Málaga is the economical capital of Andalusia but, in many ways, the Capital of the Costa del Sol is also a ghost town. An abandoned city due to the incompetence of the Junta de Andalucia. When most people walk thorugh the historic centre of Malaga, they notice thousand of tourists mixing with the locals in a night out. But they can see too that Malaga has a lot of valuable buildings which future is quite uncertain. Abodoned treasures. Lets remember that the Roman theatre of Malaga remained hidden underground for many centuries. The theather lies at the foot of the Alcazaba fortress in the west ern part of the city. It was discovered in 1951. When the Junta took over the power in the region, they promised to restore the theatre in 1992. It goes without saying that their restoration by the Andalusians finshed in 2008.

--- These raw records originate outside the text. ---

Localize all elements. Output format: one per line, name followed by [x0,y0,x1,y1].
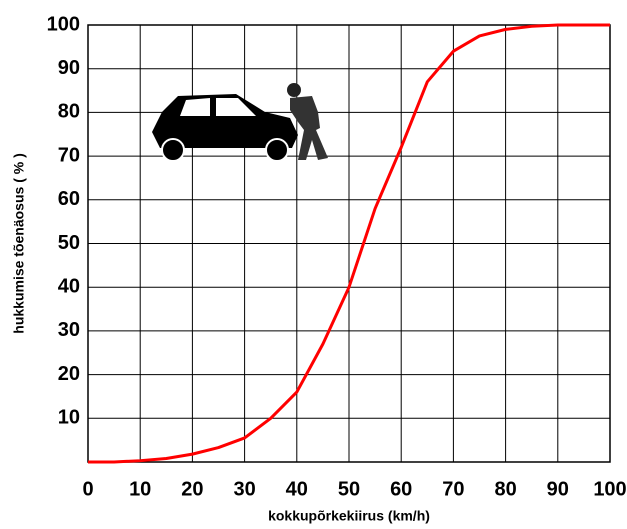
x-tick-label: 60 [390,478,412,500]
y-tick-label: 30 [58,319,80,341]
car-pedestrian-icon [152,83,328,161]
y-axis-label: hukkumise tõenäosus ( % ) [11,153,27,333]
x-axis-label: kokkupõrkekiirus (km/h) [268,508,430,524]
x-tick-label: 80 [494,478,516,500]
y-tick-label: 40 [58,275,80,297]
x-tick-label: 50 [338,478,360,500]
x-tick-label: 40 [286,478,308,500]
y-tick-label: 90 [58,57,80,79]
y-tick-label: 100 [47,13,80,35]
x-tick-label: 20 [181,478,203,500]
page: 1009080706050403020101009080706050403020… [0,0,627,529]
x-tick-label: 70 [442,478,464,500]
y-tick-label: 60 [58,188,80,210]
y-tick-label: 10 [58,407,80,429]
chart: 1009080706050403020101009080706050403020… [0,0,627,529]
x-tick-label: 100 [593,478,626,500]
x-tick-label: 0 [82,478,93,500]
y-tick-label: 80 [58,101,80,123]
x-tick-label: 90 [547,478,569,500]
y-tick-label: 50 [58,232,80,254]
y-tick-label: 70 [58,144,80,166]
x-tick-label: 10 [129,478,151,500]
x-tick-label: 30 [233,478,255,500]
y-tick-label: 20 [58,363,80,385]
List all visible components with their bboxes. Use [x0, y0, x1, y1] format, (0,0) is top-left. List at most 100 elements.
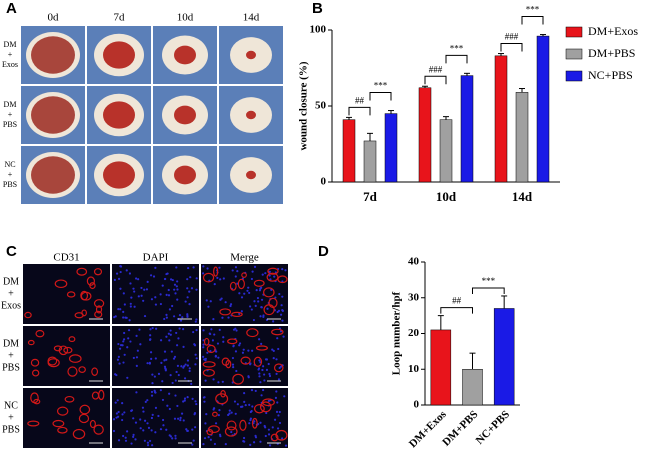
nucleus: [123, 353, 126, 356]
column-header: 7d: [114, 12, 126, 24]
vessel: [56, 406, 69, 416]
nucleus: [232, 345, 235, 348]
vessel: [33, 398, 41, 405]
nucleus: [123, 411, 126, 414]
nucleus: [122, 434, 125, 438]
nucleus: [216, 276, 219, 279]
x-tick-label: 14d: [512, 189, 533, 204]
nucleus: [154, 391, 157, 394]
nucleus: [163, 317, 166, 321]
nucleus: [240, 296, 244, 299]
nucleus: [168, 407, 171, 411]
nucleus: [206, 267, 209, 270]
vessel: [255, 345, 268, 351]
vessel: [91, 367, 99, 376]
nucleus: [181, 316, 184, 319]
nucleus: [186, 313, 189, 316]
nucleus: [159, 339, 163, 342]
vessel: [78, 366, 86, 373]
nucleus: [163, 359, 166, 362]
nucleus: [192, 330, 195, 334]
panel-label: C: [6, 243, 17, 260]
nucleus: [218, 266, 221, 269]
nucleus: [143, 439, 146, 442]
row-label: NC: [4, 400, 18, 411]
nucleus: [139, 418, 142, 421]
nucleus: [275, 410, 279, 413]
sig-bracket: [445, 54, 468, 64]
column-header: 14d: [243, 12, 260, 24]
nucleus: [182, 328, 185, 331]
nucleus: [175, 344, 179, 347]
bar: [384, 113, 398, 183]
nucleus: [176, 288, 179, 291]
nucleus: [274, 396, 278, 399]
row-label: +: [8, 288, 14, 299]
nucleus: [216, 342, 220, 345]
nucleus: [132, 287, 135, 290]
nucleus: [195, 277, 198, 280]
nucleus: [123, 303, 126, 306]
nucleus: [259, 440, 262, 443]
nucleus: [149, 328, 152, 331]
nucleus: [222, 277, 225, 280]
nucleus: [257, 300, 260, 303]
nucleus: [244, 404, 247, 407]
vessel: [253, 356, 263, 367]
nucleus: [167, 294, 171, 297]
nucleus: [254, 304, 257, 307]
nucleus: [132, 356, 135, 360]
nucleus: [122, 316, 125, 319]
vessel: [259, 401, 272, 413]
vessel: [261, 398, 275, 407]
nucleus: [146, 444, 150, 447]
nucleus: [164, 369, 167, 372]
nucleus: [157, 414, 160, 418]
nucleus: [134, 438, 137, 441]
x-tick-label: 10d: [436, 189, 457, 204]
x-tick-label: 7d: [363, 189, 378, 204]
nucleus: [269, 278, 272, 281]
nucleus: [138, 328, 141, 331]
bar: [418, 87, 432, 183]
nucleus: [278, 421, 282, 425]
nucleus: [243, 292, 246, 295]
vessel: [72, 428, 86, 440]
nucleus: [253, 265, 257, 268]
nucleus: [265, 368, 269, 372]
nucleus: [166, 404, 169, 407]
nucleus: [167, 332, 170, 335]
nucleus: [165, 313, 168, 316]
nucleus: [267, 428, 271, 431]
vessel: [266, 272, 279, 282]
y-tick-label: 20: [408, 327, 420, 339]
nucleus: [119, 287, 122, 290]
nucleus: [194, 353, 197, 356]
nucleus: [150, 357, 153, 360]
nucleus: [155, 327, 158, 330]
nucleus: [261, 273, 264, 276]
vessel: [94, 310, 103, 319]
vessel: [227, 338, 238, 345]
nucleus: [235, 329, 238, 332]
nucleus: [204, 359, 207, 362]
nucleus: [117, 277, 121, 280]
vessel: [246, 328, 259, 338]
nucleus: [142, 429, 145, 432]
nucleus: [229, 304, 232, 308]
nucleus: [133, 305, 136, 308]
micrograph: [112, 264, 199, 324]
nucleus: [195, 402, 198, 406]
y-tick-label: 0: [414, 399, 420, 411]
nucleus: [236, 403, 239, 406]
nucleus: [143, 419, 147, 422]
nucleus: [227, 413, 230, 417]
sig-label: ###: [505, 32, 519, 42]
nucleus: [268, 374, 272, 378]
nucleus: [143, 288, 146, 291]
nucleus: [129, 302, 132, 305]
nucleus: [271, 348, 274, 351]
row-label: +: [8, 110, 13, 119]
nucleus: [253, 420, 256, 423]
nucleus: [149, 274, 153, 277]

San Agustin school is another ghost buildings in the heart of the city, in calle San Agustin, on the route to the Picasso Museum. This former convent and Fine arts Faculty is waiting for a works license to convert it into the State Public Library of Malaga. The investments costs 15 million euros to restore and adapt the building into the home of documentation. So not many people is optimistic about a quick restoration.
The Cister Convent or Abbey of Santa Ana is also waiting for an ownership dispute to be resolved. The building is the venue of the Museum Sacred Art which the Town Hall created some years ago. It was open for three years, between 2007 and 2010. During that period the Junta de Andalucia tried to steal the museum to the malagueños. The did have a project to send the collection to Seville. They also try to convince the Baronesse Thyssen, Carmen Cervera, to bring the Collection to Seville and not to Málaga. That time, the Capital of the Costa del Sol won the battle. Nowadays the Thyssen Museum can be visited in Malaga.
Hospital de Santo Tomas is part of the legacy that the Catholic Monarchs left in Málaga. It has a lovely chapel where the locals used to get married in the past. Located to the opposite entrance to the Sagrario church, beside the imposing Cathedral, it has been closed for many years. The incopetent andalusian politicians presented years ago some plans to convert the building into a cultural centre, but nobody knows what will happen now. The building is valuable not only for its architecture but also because of the chapel, with its 16th coffered ceiling.
Some voices has been raised in the city against the policy of the Junta towards Malaga, but urgent actions hast to be taken if we want to restore part of our heritage. Anyway, taking a walk in the beautiful streets of Malaga is an experience not much difference from the first time you make love.